In our case series of 75 patients, oritavancin treatment was found to be safe and effective for the treatment of complex Gram-positive infections. Inpatient administration may be considered in select patients to facilitate discharge and may be associated with cost avoidance. Effective, appropriate oritavancin use requires a multidisciplinary team in both inpatient and outpatient settings.

The majority (93.2%) of patients with Gram-positive infections who were treated with oritavancin achieved clinical cure or improvement, and more than half (57%) avoided at least one hospital day due to inpatient oritavancin treatment, resulting in US$343,654 of avoided costs.
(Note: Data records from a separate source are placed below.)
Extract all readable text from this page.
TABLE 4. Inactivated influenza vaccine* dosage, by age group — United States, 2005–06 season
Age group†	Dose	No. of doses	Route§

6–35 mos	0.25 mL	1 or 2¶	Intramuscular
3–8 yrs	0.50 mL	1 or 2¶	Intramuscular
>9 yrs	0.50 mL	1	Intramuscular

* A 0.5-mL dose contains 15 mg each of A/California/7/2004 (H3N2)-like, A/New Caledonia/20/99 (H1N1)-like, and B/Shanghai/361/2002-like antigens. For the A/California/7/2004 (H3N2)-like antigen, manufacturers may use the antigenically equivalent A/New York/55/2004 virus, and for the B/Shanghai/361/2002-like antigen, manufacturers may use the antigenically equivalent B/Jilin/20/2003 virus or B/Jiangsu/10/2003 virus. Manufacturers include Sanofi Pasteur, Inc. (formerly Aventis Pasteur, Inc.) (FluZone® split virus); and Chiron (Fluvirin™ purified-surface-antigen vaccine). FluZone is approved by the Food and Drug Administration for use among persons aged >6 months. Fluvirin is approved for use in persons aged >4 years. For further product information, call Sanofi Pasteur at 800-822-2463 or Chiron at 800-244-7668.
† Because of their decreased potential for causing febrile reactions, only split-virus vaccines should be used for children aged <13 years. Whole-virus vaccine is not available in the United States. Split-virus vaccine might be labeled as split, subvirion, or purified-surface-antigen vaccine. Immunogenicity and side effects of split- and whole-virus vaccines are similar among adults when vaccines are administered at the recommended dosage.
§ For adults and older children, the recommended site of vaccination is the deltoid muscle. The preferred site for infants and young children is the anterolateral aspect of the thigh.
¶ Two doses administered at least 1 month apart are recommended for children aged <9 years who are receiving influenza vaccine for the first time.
In certain populations where long-term IV line placement is not ideal, oritavancin could be used to facilitate care transition and hospital discharge. The rationale for oritavancin use in most patients was avoidance of long-term IV-line placement (61%).

This analysis of real-world clinical and economic data indicate use of multiple-dose oritavancin is a safe and effective treatment option, and for patients who require prolonged antibiotic therapy, offers potential logistical, clinical, and cost benefits.